What can clinical medical research offer me?

Clinical studies are undertaken to determine if a particular treatment will be better than an existing treatment(s.) No study is carried out without the approval of an ethics commission that determine that the study meets all current ethical and legal requirements. If we are carrying out a study, it is because we do not know which of the two alternatives is the better one. Since we do not know which is the best choice, patients are often assigned in a random way to one or the other treatment.

Patients participate in a clinical study for different reasons. In general, it is hoped that the new treatment may provide more benefit that the currently available options. Patients that participate in a trial have to meet strict recruitment criteria and a strict follow-up protocol. As a result, they get a level of follow-up and care that often is above the general norm in clinical practice. Some patients also participate for altruistic reasons, for current or future generation of patients. The cost of medications required for the clinical study are most often covered by the sponsor of the trial.

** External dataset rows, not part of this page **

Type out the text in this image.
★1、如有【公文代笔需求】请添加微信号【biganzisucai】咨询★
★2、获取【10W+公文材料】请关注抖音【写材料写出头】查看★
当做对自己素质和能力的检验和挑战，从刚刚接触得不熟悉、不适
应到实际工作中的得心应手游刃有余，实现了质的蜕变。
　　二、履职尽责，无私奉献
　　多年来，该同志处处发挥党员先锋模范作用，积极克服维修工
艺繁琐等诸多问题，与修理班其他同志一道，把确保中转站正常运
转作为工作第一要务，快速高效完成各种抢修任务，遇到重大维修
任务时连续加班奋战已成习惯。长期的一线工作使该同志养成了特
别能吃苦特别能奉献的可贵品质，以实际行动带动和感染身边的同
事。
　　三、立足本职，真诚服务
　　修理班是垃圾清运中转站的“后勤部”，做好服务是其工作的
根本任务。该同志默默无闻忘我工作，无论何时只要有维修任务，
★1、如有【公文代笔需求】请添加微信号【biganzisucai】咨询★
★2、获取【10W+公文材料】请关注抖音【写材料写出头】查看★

The data we obtain during the course of your care is frequently evaluated to help us improve our treatment results. We sometimes publish our results to allow others to benefit from our observations. When you are operated, some tissues are disposed of at the end of surgery (cataract, vitreous, membranes). As these specimens contain information about the state of your eye, we sometimes collect this material to help us understand why your eye and that of other patients became ill. For the collection of the specimens and their conservation, we may ask you to sign a consent form allowing us to make use of them.

It is important to realize that your willingness or not to participate in a clinical study does not change the level of care and attention we will give to your treatment. Participation is purely on a voluntary basis.